Kampfpanzer Leopard 2A4 auf der 60 Tonnen FähreKampfpanzer Leopard 2A4 auf der 60 Tonnen Fähre über die Drau © Bundesheer

Bundesheer-Premiere bei der Übung “Decisive Engagement 2011” (deutsch: Entscheidungskampf). Erstmals wurde ein 55 Tonnen schwerer Kampfpanzer Leopard 2A4 mit einer 60 Tonnen Fähre über einen Fluss gesetzt. Die 60 Tonnen Fähre wurde aus Alu-Brückengerät zusammengestellt und von zwei Schubbooten über die Drau bewegt.

“Natürlich war ich etwas angespannt, aber aufgrund meines gut ausgebildeten und funktionierenden Teams konnten alle vier ‘Leos’ ohne Probleme über die Drau transportiert werden”, so Fährenkommandant Vizeleutnant Johann Richter.

Die vier Kampfpanzer des Panzerbataillons 14 aus Wels bildeten die “Eiserne Faust” der Task Force 25. Dieser schnellen Eingreiftruppe, die im Kern vom Klagenfurter Jägerbataillon 25 gestellt wurde, wurden für die Übung neben den Leoparden auch zwei Mannschaftstransportpanzer Pandur A1 vom Jägerbataillon 17 aus Strass zugeteilt.

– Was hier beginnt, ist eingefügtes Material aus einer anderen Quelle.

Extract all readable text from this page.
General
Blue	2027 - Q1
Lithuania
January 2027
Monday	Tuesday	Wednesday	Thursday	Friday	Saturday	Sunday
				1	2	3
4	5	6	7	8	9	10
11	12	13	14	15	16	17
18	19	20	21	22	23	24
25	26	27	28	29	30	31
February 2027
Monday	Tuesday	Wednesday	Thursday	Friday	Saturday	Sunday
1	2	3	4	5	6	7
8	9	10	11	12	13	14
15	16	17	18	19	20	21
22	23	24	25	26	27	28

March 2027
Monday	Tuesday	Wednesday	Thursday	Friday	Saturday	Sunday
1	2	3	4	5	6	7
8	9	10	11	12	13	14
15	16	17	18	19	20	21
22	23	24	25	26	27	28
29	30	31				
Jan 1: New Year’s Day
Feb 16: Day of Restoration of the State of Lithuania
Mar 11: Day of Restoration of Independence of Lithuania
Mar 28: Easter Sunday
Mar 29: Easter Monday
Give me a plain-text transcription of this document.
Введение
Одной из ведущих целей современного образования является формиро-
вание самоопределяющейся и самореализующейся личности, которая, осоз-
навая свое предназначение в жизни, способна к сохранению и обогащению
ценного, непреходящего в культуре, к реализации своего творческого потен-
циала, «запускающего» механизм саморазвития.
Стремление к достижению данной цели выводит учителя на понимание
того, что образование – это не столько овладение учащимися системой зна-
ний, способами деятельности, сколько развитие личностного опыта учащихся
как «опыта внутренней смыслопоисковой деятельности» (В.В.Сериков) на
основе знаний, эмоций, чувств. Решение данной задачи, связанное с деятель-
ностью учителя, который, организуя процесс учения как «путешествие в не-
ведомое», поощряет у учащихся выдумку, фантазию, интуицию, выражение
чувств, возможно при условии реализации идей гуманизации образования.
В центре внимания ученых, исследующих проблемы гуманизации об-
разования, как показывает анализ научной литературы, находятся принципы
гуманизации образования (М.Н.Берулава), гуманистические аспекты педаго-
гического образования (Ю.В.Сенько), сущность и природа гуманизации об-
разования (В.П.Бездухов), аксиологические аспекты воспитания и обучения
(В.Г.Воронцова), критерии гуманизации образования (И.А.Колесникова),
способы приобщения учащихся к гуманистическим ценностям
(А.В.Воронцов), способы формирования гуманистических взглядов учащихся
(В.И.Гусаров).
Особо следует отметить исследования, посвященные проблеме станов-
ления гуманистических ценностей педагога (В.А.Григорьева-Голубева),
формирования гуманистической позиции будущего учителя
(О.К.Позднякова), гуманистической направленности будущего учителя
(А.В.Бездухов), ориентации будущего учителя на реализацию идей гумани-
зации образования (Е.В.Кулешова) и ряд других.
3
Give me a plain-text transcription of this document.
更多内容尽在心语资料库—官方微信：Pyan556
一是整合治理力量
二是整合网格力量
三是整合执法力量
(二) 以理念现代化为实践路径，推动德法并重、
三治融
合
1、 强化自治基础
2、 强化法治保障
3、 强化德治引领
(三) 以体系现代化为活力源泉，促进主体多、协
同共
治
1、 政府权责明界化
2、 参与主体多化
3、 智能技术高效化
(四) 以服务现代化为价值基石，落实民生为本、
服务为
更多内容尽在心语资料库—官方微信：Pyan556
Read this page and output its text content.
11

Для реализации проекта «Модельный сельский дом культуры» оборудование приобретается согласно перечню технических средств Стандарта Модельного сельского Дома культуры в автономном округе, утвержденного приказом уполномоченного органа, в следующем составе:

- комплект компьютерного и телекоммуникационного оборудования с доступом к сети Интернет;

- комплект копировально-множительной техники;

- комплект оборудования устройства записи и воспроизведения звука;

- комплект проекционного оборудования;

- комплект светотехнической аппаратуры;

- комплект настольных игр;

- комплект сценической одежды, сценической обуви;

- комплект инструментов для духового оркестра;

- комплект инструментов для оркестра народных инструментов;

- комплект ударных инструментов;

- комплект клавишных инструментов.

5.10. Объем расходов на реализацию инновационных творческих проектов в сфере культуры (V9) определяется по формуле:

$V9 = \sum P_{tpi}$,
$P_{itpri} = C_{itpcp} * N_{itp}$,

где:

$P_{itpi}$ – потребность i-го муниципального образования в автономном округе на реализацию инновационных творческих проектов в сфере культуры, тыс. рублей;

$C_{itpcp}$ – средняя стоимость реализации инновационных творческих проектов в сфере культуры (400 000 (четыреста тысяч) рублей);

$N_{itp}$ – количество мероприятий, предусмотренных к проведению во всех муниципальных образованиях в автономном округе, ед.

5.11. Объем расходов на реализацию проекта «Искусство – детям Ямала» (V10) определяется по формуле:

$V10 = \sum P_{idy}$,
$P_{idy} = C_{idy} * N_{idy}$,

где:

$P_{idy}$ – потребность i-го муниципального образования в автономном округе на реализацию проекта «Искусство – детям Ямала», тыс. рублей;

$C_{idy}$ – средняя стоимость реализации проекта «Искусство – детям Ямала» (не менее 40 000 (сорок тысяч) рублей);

Da eine fiktive Extremistengruppe im Übungsszenario die einzig verfügbare Brücke über die Drau gesprengt hatte, musste die Task Force Pionierelemente anfordern, um in den Einsatzraum zu gelangen. Das Pionierbataillon 1 aus Villach erhielt den Auftrag, rasch eine 60 Tonnen Fähre zusammenzustellen sowie eine 115 Meter lange Schwimmbrücke über den Fluss zu errichten.
Ganze 14 Jahre hat es gedauert, bis man auf die Idee kam, einem Leoparden “Schwimmflügerl” anzulegen.

Insgesamt 114 Kampfpanzer Leopard 2A4 wurden ab 1997 vom Bundesheer gebraucht von der niederländischen Armee übernommen. Seither bilden sie den harten Kern der Landstreitkräfte des Bundesheeres. Wie berichtet wurden im November 2011 Pläne bekannt, 58 Stück der Kampfpanzer zu verkaufen.